During the 2021 Jewish Disability Awareness, Acceptance and Inclusion Month (JDAIM) this past February, Jewish Family Service introduced the concept of Supported Decision-Making (SDM) to the community. On Sept. 30, JFS is running a program specifically geared towards educators, service agencies and other professionals to help them understand that SDM is an alternative to traditional guardianship.
SDM involves the individual with a disability (aka “decision-maker”) to select trusted advisors, such as friends, family members or even professionals, to serve as supporters. These supporters agree to help the decision-maker to understand, consider and navigate complex decisions. Ultimately, the individual with disabilities makes the final decision. This is an alternate model from that of guardianship, where an adult with a disability is deemed incapticated, and the court will appoint a guardian to act on behalf of the adult and make decisions for them. As a result, the adult with disability loses their rights.
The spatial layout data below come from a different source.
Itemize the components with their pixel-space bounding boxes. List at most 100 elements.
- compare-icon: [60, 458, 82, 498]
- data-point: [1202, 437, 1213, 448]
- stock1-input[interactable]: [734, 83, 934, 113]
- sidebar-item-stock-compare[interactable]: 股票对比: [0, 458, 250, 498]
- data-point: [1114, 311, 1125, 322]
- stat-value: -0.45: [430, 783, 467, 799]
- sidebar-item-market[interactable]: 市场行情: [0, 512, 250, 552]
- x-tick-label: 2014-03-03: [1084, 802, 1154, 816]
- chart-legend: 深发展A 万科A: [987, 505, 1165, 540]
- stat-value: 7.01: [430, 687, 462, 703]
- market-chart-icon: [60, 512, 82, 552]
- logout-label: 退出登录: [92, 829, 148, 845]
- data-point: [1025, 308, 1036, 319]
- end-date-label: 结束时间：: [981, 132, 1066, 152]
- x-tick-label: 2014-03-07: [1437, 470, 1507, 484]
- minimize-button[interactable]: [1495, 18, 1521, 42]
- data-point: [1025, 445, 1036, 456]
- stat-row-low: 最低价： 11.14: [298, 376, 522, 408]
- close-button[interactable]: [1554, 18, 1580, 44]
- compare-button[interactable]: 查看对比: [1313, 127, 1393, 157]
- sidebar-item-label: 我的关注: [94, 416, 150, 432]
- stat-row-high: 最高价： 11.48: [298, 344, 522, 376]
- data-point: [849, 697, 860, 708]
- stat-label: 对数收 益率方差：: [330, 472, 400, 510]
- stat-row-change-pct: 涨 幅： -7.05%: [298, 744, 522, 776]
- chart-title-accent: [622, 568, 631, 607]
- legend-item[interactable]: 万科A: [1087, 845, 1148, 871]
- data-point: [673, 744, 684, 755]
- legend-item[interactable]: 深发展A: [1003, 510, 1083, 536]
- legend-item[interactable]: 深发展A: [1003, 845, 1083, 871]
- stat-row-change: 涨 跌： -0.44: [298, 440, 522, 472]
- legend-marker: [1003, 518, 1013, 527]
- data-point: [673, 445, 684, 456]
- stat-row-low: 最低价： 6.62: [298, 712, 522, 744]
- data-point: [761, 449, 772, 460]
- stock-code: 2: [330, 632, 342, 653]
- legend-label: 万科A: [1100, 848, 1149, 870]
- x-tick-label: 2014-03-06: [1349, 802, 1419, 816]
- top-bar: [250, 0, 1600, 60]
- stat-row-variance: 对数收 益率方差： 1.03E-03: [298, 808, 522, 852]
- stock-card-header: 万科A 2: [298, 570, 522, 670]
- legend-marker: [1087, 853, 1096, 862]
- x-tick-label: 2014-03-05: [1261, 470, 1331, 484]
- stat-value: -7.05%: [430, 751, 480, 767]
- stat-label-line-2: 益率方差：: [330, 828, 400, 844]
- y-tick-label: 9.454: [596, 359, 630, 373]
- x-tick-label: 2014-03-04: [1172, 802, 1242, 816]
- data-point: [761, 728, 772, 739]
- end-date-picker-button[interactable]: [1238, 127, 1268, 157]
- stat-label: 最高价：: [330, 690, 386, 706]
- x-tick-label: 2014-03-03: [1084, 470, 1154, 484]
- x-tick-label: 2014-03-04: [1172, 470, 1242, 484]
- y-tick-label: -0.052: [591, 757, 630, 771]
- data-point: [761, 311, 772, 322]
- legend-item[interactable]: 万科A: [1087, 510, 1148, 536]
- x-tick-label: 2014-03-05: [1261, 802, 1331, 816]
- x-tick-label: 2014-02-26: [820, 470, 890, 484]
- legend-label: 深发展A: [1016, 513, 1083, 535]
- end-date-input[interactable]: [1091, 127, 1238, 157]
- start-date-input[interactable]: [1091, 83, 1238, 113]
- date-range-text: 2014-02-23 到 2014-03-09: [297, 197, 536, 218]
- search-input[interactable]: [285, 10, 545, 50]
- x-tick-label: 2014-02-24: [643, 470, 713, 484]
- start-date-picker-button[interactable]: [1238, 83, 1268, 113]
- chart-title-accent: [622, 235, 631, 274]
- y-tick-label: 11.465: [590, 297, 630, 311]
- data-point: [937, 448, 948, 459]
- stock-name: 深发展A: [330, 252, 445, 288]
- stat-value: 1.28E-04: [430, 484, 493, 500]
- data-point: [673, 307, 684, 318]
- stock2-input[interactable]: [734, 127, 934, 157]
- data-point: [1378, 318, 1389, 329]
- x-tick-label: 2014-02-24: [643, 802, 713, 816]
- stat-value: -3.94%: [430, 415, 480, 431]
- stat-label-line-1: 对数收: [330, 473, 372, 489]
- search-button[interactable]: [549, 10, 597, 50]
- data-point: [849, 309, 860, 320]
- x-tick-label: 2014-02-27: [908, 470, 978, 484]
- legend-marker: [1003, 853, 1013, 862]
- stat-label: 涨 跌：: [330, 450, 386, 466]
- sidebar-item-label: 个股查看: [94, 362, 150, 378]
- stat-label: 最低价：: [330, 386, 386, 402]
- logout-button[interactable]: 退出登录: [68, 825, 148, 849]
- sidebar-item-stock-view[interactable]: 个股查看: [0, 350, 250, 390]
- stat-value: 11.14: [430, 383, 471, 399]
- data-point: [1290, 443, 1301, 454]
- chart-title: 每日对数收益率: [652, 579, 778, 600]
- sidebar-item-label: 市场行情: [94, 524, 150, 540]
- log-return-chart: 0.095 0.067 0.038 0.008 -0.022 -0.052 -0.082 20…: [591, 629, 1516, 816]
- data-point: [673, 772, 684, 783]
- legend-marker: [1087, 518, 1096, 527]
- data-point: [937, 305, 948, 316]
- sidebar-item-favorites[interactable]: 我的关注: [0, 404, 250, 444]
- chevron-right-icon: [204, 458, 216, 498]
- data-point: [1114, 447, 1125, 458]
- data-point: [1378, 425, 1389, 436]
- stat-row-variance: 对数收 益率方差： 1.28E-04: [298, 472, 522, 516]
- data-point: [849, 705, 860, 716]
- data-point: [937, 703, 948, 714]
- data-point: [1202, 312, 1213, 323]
“It is important these professionals know and understand the alternatives to guardianship, as SDM might not be a well-known option and instead of recommending guardianship, other options can be explored first,” said JFS Disability Liaison Amanda Thomas, Ph.D. “SDM is a nationally recognized process for assisting people with life choices, without removing an individual’s independence or self-determination. SDM will look different for everyone. We all have used SDM in one way or another for life decisions (like buying a house or a car).”
The Sept. 30 program is co-sponsored by JFS and Lehigh Valley Center of Independent Living (LVCIL), who have formed a partnership to educate, implement and advocate for SDM in the Lehigh Valley. Thomas is the program manager of LVCIL’s Adaptations group, which works with adults with disabilities. She joined the JFS staff this summer as their new disability liaison.
Thomas’s doctorate is in special education, and she has over 13 years of experience working with individuals with disabilities as a classroom teacher, adjunct professor, researcher and program manager. In addition to the SDM event, she is already beginning to look at the programming for next year’s JDAIM and to plan other initiatives on disability awareness, such as inclusive practices for clergy. She is also hoping to present a program in the future for adults with disabilities to help them understand SDM and their rights.